Let’s see the visualization as given below to categories both male and female patients with the severity of stress levels.

ggplot(HA, aes(x = Sex, 
               y = Stress.Level, 
               fill = Stress.Category)) + 
  geom_boxplot() + 
  labs(x = "Gender", 
       y = "Stress Level", 
       title = "Gender vs Stress Level") +
  scale_fill_brewer(palette = 'Dark2')+
  theme_minimal()

Here, we can see a clear distinction of both male and female patients with all three low, medium and high stress level. This clear distinction will help make robust analysis as we can tell how many male and female patients are at safe zone vs the danger zone of heart failure due to higher stress level.

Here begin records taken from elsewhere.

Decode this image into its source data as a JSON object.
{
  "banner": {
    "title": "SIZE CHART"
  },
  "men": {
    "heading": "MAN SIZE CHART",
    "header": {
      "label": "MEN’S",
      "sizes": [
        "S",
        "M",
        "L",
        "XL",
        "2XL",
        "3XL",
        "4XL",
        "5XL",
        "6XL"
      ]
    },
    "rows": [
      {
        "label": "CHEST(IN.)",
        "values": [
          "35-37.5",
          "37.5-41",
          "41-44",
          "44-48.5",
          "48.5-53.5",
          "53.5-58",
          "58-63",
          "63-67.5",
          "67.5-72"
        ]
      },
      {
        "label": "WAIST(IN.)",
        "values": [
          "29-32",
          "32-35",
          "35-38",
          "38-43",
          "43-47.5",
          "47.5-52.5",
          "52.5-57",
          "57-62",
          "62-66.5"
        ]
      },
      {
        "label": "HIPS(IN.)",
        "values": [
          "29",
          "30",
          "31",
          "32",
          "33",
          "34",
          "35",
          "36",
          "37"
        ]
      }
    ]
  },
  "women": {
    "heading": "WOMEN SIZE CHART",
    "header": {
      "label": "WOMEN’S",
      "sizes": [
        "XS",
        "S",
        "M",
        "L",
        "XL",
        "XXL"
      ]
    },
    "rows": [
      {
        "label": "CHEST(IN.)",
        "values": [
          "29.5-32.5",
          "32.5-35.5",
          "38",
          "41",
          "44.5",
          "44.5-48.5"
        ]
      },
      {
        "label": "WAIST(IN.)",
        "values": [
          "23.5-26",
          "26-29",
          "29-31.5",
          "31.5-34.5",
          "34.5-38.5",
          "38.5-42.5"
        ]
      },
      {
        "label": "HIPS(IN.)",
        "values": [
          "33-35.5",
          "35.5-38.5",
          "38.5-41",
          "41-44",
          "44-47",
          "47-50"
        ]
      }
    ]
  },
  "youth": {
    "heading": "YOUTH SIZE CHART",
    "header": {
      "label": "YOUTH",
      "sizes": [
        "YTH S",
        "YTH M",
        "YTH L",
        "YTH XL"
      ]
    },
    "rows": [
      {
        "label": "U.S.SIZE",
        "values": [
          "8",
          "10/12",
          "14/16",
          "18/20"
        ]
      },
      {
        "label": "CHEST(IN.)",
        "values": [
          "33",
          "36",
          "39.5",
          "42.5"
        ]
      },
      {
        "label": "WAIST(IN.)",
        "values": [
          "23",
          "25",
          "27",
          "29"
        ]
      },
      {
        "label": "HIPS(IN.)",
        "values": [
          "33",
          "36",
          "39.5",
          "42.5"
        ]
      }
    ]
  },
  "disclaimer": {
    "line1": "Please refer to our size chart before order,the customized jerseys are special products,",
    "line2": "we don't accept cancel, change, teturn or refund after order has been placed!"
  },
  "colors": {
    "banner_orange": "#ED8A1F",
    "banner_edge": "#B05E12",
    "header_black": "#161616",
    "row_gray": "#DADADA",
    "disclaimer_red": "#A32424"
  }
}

This can further assist in making strong prediction of heart-attack, and also help patients with other parts of lifestyle such as finding ways to reduce stress, promote healthy diet, active participation of physical activities etc.

b. Box Plot:

Let’s see a box plot visualization of patients from different countries with different categories of stress level.

ggplot(HA, aes(x = Country, 
               y = Stress.Level, 
               fill = Stress.Category)) + 
  geom_boxplot() + 
  labs(x = "Country", 
       y = "Stress Level", 
       title = "Country vs Stress Level") +
  scale_fill_brewer(palette = 'Dark2')+
  theme_minimal()

From above box plot, we can see that patients from different countries with low and medium stress level are very similar with each other. However, there is variability in high stress level among different countries which is what we want. The high stress level is what make us concerned about the risk of heart failure .

The median of Argentina, New Zealand, Germany, and Spain is higher for high Stress level among all countries. This is a critical piece of information because this alert citizens of these four countries to make changes in lifestyle in order to stay away from heart attack risk. Also, we can see from previous bar graph visualization that female have slightly higher stress level than male; now we can say that female patients from these four countries are at higher risk of heart-attack failure than male due to severe stress level.